Nótese que primero dijo "ni yo te condeno", ya que de Jesús viene el perdón. Pero no debemos olvidar que el mismo Redentor es también Juez para los que no le creen, y tampoco deja de serlo para con Sus hijos, aunque sobre estos pesa la justificación en Cristo.
Justificados en Cristo y por ende, libres de condenación, no debemos tomar esta libertad como una puerta al libertinaje, que pone en duda nuestra identidad cristiana, sino como la ocasión de escoger lo bueno, cosa que en nuestra pasada vida no podíamos hacer por el pecado que nos ataba.
Aunque en algún momento pudiéramos llegar a pensar que los santos no pecan, este pensamiento nos llevaría a ensoberbecer pisando por encima de la propia palabra de Dios, que nos insta constantemente a la santidad y a aborrecer lo malo.

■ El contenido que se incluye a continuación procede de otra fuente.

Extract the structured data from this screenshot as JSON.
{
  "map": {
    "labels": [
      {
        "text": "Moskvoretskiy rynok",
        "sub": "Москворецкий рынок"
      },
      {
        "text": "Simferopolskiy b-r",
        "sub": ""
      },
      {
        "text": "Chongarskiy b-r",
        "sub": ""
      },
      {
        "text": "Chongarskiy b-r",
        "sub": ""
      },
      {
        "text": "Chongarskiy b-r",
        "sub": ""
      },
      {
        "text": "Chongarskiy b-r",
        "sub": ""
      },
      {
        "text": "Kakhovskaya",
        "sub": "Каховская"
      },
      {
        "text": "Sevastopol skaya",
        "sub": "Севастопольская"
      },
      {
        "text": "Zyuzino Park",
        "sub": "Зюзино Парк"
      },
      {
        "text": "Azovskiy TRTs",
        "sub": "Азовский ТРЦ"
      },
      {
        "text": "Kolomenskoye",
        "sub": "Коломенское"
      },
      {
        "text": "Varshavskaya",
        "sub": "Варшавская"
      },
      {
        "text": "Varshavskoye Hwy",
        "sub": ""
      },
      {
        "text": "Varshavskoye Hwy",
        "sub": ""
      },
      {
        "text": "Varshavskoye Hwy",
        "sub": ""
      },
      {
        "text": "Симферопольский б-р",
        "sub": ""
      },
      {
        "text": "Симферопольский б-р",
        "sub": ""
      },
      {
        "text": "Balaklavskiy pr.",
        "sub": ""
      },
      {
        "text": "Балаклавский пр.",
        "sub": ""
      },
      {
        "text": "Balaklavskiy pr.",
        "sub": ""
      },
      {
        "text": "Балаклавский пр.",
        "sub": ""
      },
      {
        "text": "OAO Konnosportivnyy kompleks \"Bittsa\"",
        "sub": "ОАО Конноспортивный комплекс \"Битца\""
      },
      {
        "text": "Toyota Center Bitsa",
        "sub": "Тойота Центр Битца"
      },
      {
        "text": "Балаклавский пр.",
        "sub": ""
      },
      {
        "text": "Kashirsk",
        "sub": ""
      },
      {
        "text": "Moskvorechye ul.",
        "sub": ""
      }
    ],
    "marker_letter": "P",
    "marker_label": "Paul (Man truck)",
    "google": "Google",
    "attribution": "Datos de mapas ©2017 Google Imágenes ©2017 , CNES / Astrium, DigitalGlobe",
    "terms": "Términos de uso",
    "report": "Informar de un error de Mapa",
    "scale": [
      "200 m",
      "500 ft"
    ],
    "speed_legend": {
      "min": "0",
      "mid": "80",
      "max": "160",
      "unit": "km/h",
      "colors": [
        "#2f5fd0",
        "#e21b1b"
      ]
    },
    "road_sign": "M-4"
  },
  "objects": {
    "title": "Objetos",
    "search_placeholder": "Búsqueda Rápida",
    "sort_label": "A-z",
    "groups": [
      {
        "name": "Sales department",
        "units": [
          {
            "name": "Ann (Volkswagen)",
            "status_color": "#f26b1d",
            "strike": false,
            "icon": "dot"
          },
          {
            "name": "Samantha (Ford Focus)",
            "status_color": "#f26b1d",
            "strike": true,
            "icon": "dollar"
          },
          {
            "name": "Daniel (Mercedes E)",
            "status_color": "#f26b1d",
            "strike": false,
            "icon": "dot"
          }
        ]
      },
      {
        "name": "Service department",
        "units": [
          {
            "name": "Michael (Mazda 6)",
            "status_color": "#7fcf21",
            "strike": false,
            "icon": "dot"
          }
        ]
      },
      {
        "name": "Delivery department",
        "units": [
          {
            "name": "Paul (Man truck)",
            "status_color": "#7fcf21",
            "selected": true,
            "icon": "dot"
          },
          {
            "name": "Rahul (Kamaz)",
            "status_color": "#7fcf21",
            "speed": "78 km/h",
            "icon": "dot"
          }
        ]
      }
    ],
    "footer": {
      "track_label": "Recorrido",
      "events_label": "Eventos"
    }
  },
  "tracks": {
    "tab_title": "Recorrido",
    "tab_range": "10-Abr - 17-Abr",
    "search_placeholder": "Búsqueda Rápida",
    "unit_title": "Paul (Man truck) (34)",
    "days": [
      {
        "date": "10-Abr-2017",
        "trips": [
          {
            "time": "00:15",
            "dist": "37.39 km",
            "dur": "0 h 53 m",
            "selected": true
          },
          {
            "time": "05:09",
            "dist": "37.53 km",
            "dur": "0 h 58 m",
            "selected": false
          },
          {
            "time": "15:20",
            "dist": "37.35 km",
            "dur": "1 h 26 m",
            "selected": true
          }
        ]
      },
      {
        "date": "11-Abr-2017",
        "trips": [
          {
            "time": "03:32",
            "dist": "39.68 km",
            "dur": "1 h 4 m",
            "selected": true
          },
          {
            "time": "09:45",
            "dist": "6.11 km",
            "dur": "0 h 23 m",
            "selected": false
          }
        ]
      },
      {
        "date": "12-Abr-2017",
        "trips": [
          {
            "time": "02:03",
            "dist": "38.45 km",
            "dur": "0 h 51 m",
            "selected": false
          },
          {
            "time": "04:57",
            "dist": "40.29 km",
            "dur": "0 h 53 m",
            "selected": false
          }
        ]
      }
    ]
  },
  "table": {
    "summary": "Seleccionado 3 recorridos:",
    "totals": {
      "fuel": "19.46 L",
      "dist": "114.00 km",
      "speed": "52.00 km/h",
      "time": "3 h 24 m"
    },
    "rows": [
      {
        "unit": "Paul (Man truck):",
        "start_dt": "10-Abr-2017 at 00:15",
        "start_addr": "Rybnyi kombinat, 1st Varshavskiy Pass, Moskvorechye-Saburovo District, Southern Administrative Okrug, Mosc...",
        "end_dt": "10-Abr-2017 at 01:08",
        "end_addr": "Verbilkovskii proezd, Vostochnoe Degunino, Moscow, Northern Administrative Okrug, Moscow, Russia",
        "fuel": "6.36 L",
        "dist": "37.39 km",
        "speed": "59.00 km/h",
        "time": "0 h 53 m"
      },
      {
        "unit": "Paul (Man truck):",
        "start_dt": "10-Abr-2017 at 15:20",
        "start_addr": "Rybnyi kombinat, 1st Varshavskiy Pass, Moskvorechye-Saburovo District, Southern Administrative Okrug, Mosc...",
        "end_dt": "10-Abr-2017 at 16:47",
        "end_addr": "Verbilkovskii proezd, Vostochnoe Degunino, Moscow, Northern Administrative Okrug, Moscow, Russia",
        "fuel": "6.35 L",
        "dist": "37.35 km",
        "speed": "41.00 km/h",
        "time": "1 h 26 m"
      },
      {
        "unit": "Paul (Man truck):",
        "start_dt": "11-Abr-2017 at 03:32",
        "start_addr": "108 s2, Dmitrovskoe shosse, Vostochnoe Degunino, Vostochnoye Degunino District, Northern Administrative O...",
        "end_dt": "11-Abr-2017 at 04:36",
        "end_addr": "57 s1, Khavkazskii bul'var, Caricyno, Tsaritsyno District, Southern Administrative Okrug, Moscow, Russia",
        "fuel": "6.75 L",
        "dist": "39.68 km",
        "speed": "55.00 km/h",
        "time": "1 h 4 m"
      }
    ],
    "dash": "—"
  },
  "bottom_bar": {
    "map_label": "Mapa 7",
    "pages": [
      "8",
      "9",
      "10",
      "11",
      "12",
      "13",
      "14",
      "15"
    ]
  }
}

¿Y qué peor pecado que la soberbia? No serán pocas las veces en que, creyéndonos fuertes en el Señor, ha sido tal nuestro tropiezo que caímos hasta el fondo.
Josafat se sintió fuerte contra Israel y aún así acabó aliándose con éste, arrastrando con su decisión a sus tropas e incluso a su hijo, por su matrimonio pactado con la hija de Acab.
Nuestra sensación de firmeza en Cristo nos debilita en el sentido en que dejamos de sentir la necesidad de acudir a Dios, en busca de Su voluntad en cada paso que damos.
Sobre esto tenemos advertencia, la cual dice en la Palabra:
"Así que, el que piensa estar firme, mire que no caiga."
1 Corintios 10:12
Tomando el consejo y recordando también a Pablo, con su "miserable de mí", tocante a la ley del pecado que mora en su carne, sirvamos a Dios con la mente, sometiendo los pensamientos a los pies de Cristo, lugar en el que nuestro corazón podrá mantenerse humilde y así libre de caer en actitud reprobable.
Hoy toca buscar a Dios y presentarnos delante de Él con gratitud, por Su inconmensurable amor y misericordia. Que el Señor nos guarde de tropezar y de arrastrar con ello a otros.
Y si por si acaso hemos caído y no podemos levantar, no dejemos de clamar a Dios y Él nos encaminará de nuevo en Cristo.
"Respóndeme cuando clamo, oh Dios de mi justicia. Cuando estaba en angustia, tú me hiciste ensanchar; ten misericordia de mí, y oye mi oración."